When looking at the institutional investors followed by Insider Monkey, Chuck Royce’s Royce & Associates has the biggest position in Flexsteel Industries, Inc. (NASDAQ:FLXS), worth close to $14.6 million, corresponding to 0.1% of its total 13F portfolio. On Royce & Associates’s heels is Renaissance Technologies, founded by Jim Simons, holding a $3.4 million position; the fund has less than 0.1%% of its 13F portfolio invested in the stock. Remaining professional money managers with similar optimism consist of Frederick DiSanto’s Ancora Advisors, John Overdeck and David Siegel’s Two Sigma Advisors and David Harding’s Winton Capital Management. In terms of the portfolio weights assigned to each position Royce & Associates allocated the biggest weight to Flexsteel Industries, Inc. (NASDAQ:FLXS), around 0.14% of its 13F portfolio. Ancora Advisors is also relatively very bullish on the stock, designating 0.02 percent of its 13F equity portfolio to FLXS.

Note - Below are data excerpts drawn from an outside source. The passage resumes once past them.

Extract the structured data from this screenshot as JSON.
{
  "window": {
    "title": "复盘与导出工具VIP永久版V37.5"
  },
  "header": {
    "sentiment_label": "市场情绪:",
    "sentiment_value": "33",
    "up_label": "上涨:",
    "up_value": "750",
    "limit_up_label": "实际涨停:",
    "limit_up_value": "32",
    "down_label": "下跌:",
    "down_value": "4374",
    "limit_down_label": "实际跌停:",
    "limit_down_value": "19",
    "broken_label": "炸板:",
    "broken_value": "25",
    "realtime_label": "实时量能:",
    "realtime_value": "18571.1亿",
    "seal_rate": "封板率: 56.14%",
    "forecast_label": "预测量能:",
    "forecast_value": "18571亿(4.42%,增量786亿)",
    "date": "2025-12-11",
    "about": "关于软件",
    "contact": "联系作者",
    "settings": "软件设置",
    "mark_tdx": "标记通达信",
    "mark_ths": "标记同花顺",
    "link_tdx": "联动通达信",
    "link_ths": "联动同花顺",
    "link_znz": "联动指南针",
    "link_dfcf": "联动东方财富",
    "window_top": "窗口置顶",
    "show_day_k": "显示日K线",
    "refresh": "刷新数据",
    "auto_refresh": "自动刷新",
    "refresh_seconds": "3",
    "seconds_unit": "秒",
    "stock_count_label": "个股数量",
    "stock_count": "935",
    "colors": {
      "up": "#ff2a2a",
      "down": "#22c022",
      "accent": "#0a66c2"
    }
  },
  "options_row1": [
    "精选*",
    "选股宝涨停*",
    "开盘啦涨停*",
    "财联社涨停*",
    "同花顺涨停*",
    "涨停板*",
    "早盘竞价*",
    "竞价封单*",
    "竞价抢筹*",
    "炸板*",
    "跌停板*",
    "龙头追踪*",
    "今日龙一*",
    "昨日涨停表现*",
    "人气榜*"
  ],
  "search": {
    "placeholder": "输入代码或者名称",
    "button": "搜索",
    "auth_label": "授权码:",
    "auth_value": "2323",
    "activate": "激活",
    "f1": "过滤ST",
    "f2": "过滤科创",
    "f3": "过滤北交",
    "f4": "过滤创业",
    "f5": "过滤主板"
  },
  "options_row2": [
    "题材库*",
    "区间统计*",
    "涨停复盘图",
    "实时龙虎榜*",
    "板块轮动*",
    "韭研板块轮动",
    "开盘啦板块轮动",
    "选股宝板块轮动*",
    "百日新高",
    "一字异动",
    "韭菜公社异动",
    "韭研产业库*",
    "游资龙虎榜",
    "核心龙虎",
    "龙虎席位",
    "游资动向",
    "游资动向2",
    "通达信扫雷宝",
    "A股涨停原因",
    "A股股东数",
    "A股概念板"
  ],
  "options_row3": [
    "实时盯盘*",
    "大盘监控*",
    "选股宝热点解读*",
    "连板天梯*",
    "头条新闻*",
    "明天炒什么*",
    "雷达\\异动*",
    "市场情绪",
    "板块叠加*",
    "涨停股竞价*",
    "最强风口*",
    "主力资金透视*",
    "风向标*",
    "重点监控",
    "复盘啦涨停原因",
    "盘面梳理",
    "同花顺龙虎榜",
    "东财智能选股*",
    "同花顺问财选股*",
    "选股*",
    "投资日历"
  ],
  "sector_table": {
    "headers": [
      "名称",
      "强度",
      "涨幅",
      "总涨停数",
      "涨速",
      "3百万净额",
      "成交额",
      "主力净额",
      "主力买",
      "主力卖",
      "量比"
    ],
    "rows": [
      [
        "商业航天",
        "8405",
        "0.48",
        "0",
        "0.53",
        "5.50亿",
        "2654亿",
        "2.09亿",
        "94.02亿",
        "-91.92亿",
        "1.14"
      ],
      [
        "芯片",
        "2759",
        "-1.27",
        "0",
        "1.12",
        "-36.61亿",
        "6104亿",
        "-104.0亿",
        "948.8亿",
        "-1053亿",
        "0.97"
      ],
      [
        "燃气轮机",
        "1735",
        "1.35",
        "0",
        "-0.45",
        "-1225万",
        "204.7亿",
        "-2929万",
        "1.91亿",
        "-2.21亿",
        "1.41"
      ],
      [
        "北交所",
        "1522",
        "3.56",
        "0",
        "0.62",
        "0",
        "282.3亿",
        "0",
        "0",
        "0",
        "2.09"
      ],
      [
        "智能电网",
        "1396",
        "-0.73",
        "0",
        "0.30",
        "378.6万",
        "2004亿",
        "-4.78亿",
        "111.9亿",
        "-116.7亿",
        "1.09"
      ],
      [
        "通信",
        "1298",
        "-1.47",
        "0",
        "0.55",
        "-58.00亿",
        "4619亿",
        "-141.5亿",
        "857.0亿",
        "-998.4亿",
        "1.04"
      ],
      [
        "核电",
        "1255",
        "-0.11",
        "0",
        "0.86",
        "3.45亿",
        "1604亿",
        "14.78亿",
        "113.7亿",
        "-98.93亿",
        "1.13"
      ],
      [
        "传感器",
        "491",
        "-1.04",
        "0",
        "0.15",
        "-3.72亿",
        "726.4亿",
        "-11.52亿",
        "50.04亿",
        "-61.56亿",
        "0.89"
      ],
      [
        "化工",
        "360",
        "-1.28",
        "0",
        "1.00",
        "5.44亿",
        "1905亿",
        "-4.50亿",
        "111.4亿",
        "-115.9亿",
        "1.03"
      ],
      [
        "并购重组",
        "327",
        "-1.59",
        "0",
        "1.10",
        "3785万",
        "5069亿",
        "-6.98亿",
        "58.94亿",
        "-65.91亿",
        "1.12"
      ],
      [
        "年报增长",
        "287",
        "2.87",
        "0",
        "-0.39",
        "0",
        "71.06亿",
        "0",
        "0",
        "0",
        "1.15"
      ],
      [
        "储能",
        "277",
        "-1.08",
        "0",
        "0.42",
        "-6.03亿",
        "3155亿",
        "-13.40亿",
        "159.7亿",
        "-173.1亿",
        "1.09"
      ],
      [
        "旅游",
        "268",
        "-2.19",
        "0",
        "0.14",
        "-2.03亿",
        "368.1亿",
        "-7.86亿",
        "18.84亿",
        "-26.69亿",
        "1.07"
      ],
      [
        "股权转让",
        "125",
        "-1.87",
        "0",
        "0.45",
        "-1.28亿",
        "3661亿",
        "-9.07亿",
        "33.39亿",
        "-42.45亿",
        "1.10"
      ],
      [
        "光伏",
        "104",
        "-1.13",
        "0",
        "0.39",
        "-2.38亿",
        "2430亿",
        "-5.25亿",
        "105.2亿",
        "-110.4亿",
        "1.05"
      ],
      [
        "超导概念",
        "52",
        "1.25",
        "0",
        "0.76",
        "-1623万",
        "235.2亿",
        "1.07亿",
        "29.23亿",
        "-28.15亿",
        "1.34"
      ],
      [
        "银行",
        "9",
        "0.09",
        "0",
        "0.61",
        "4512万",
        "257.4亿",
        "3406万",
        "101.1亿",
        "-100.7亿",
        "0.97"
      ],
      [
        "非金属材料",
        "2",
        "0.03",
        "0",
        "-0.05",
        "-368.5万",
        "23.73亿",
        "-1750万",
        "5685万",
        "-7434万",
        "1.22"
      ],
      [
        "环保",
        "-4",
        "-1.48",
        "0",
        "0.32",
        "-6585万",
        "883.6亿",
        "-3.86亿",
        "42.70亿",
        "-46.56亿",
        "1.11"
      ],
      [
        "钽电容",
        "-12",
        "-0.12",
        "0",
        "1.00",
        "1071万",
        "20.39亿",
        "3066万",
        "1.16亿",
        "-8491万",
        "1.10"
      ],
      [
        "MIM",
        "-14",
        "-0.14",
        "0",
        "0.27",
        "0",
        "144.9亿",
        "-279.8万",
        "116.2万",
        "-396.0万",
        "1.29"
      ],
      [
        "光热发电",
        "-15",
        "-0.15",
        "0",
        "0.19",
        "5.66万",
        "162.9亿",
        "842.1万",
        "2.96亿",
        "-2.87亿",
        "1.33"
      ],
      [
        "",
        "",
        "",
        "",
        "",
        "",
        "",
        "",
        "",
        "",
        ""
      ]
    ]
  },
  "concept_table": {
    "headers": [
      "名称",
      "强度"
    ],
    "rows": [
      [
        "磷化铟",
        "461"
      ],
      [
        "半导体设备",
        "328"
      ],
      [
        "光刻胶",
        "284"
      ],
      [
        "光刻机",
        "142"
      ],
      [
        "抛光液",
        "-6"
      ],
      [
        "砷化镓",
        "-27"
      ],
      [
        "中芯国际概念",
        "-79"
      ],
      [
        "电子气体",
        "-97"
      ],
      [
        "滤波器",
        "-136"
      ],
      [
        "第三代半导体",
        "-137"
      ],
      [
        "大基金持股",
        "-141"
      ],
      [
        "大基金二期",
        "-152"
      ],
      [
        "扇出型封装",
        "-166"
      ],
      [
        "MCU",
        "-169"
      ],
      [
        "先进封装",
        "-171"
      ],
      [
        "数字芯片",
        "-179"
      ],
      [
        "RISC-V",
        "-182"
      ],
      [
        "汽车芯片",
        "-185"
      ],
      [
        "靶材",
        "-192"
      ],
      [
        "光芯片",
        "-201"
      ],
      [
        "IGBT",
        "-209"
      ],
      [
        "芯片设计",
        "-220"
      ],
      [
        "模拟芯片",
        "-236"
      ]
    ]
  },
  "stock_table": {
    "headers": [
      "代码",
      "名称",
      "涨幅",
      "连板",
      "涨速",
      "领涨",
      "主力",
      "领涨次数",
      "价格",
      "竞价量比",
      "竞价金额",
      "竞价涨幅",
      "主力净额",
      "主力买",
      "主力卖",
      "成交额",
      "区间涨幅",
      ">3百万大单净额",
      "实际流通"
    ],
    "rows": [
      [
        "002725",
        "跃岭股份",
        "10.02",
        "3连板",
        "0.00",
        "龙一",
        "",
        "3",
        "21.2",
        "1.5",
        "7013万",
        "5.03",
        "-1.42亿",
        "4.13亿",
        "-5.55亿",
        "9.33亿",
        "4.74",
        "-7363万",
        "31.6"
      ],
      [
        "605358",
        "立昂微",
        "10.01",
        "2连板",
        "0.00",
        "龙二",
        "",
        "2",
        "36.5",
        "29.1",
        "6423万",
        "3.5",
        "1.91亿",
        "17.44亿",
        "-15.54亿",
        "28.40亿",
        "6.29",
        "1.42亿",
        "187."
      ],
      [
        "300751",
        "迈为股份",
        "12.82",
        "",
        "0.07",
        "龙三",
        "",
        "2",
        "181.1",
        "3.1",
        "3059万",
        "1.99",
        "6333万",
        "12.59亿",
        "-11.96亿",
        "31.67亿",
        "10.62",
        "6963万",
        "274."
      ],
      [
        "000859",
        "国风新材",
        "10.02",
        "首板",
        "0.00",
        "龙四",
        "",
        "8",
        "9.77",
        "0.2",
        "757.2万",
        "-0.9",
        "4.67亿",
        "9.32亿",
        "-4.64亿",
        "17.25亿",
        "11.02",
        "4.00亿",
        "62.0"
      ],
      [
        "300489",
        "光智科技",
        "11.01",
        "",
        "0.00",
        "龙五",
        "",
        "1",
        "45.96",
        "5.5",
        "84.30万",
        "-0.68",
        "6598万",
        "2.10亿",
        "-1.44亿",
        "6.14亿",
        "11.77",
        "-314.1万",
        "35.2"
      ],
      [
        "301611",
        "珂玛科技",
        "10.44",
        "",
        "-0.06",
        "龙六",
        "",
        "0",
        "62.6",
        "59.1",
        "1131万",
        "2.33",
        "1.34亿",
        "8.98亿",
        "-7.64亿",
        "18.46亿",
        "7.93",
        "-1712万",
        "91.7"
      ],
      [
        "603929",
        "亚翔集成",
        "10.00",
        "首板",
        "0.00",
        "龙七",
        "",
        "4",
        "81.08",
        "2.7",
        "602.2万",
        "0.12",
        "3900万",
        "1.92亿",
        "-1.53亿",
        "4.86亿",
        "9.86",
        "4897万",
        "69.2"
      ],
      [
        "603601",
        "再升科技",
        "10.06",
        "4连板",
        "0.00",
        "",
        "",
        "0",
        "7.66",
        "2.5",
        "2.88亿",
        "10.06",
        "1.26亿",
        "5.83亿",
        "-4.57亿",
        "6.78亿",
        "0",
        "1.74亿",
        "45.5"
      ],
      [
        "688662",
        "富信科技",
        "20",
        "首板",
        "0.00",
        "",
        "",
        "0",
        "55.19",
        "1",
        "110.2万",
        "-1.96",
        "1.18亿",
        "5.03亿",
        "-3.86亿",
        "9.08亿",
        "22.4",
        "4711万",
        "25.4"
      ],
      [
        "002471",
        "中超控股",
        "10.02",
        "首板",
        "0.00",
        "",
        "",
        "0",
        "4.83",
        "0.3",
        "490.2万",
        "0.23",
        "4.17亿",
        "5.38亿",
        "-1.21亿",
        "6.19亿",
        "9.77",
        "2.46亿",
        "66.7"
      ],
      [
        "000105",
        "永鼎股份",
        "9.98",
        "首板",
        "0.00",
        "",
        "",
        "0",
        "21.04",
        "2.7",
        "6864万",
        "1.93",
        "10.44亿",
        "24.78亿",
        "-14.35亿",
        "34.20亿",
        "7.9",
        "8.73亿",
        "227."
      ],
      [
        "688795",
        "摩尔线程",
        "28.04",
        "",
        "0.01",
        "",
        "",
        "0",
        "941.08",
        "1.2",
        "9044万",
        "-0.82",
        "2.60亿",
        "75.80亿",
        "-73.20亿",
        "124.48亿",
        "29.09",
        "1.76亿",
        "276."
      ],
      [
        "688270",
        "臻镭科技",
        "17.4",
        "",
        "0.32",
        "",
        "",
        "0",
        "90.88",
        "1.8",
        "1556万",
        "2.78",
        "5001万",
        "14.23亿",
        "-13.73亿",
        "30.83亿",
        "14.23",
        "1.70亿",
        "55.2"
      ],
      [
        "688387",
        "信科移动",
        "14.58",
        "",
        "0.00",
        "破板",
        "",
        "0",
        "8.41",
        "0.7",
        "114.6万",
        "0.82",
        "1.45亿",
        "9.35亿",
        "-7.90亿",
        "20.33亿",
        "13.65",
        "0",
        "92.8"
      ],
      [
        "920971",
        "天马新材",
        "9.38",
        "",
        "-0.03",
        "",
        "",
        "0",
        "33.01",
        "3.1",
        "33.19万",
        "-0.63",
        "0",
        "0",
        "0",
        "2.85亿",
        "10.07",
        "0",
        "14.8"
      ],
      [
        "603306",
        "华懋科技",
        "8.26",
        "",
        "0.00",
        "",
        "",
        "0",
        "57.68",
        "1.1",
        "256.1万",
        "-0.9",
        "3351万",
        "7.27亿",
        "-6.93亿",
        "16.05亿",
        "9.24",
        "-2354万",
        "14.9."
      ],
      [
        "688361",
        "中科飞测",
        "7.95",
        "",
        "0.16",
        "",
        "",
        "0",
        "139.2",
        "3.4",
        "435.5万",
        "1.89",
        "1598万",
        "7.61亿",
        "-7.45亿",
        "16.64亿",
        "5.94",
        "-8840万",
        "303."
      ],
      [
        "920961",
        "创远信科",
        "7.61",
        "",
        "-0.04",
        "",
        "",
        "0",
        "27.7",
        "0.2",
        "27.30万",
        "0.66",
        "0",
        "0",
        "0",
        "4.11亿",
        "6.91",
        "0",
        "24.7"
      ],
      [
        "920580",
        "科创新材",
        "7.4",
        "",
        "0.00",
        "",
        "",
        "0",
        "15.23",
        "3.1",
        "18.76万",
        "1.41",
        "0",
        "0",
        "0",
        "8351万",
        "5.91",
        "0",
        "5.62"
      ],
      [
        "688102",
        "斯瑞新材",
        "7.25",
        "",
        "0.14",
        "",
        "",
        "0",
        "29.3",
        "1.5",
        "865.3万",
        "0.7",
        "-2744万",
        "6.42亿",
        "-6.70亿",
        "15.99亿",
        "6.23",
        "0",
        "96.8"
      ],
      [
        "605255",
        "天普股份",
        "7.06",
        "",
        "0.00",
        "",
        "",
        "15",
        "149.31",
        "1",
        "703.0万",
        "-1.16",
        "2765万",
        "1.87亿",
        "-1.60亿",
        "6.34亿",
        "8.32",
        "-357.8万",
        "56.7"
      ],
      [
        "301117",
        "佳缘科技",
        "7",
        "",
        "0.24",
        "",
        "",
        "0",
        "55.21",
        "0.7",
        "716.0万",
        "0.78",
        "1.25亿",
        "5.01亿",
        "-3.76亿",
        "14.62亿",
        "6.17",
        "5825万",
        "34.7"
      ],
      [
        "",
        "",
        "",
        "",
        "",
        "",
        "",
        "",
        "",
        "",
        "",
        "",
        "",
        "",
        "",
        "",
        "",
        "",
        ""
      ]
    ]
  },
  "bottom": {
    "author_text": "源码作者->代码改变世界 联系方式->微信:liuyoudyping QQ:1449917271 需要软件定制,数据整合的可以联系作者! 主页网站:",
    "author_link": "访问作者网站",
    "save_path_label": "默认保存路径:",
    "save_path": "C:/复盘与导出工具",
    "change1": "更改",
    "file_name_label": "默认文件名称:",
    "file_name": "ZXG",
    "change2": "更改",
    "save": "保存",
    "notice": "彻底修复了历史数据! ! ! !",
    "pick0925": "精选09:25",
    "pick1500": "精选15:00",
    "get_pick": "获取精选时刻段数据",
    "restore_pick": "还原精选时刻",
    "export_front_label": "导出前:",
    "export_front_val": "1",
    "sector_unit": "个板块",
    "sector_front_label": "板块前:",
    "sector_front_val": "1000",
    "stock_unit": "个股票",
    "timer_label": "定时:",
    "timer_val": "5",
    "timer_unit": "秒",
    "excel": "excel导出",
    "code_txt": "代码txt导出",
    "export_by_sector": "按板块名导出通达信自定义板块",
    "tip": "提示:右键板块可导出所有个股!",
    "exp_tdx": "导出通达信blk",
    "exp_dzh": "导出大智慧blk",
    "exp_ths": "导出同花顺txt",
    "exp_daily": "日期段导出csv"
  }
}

With a general bullishness amongst the heavyweights, key money managers were breaking ground themselves. Winton Capital Management, managed by David Harding, initiated the biggest position in Flexsteel Industries, Inc. (NASDAQ:FLXS). Winton Capital Management had $0.3 million invested in the company at the end of the quarter. David E. Shaw’s D E Shaw also initiated a $0.2 million position during the quarter.
Let’s also examine hedge fund activity in other stocks similar to Flexsteel Industries, Inc. (NASDAQ:FLXS). We will take a look at Aptinyx Inc. (NASDAQ:APTX), Smart Sand, Inc. (NASDAQ:SND), Harvard Bioscience, Inc. (NASDAQ:HBIO), and Aptose Biosciences Inc (NASDAQ:APTO). This group of stocks’ market valuations match FLXS’s market valuation.
Ticker | No of HFs with positions | Total Value of HF Positions (x1000) | Change in HF Position |
---|---|---|---|
APTX | 8 | 15552 | 0 |
SND | 10 | 5533 | 3 |
HBIO | 13 | 26821 | 2 |
APTO | 7 | 19612 | 1 |
Average | 9.5 | 16880 | 1.5 |
View table here if you experience formatting issues.
As you can see these stocks had an average of 9.5 hedge funds with bullish positions and the average amount invested in these stocks was $17 million. That figure was $19 million in FLXS’s case. Harvard Bioscience, Inc. (NASDAQ:HBIO) is the most popular stock in this table. On the other hand Aptose Biosciences Inc (NASDAQ:APTO) is the least popular one with only 7 bullish hedge fund positions. Compared to these stocks Flexsteel Industries, Inc. (NASDAQ:FLXS) is even less popular than APTO. Hedge funds clearly dropped the ball on FLXS as the stock delivered strong returns, though hedge funds’ consensus picks still generated respectable returns. Our calculations showed that top 20 most popular stocks among hedge funds returned 37.4% in 2019 through the end of November and outperformed the S&P 500 ETF (SPY) by 9.9 percentage points. A small number of hedge funds were also right about betting on FLXS as the stock returned 24% during the fourth quarter (through the end of November) and outperformed the market by an even larger margin.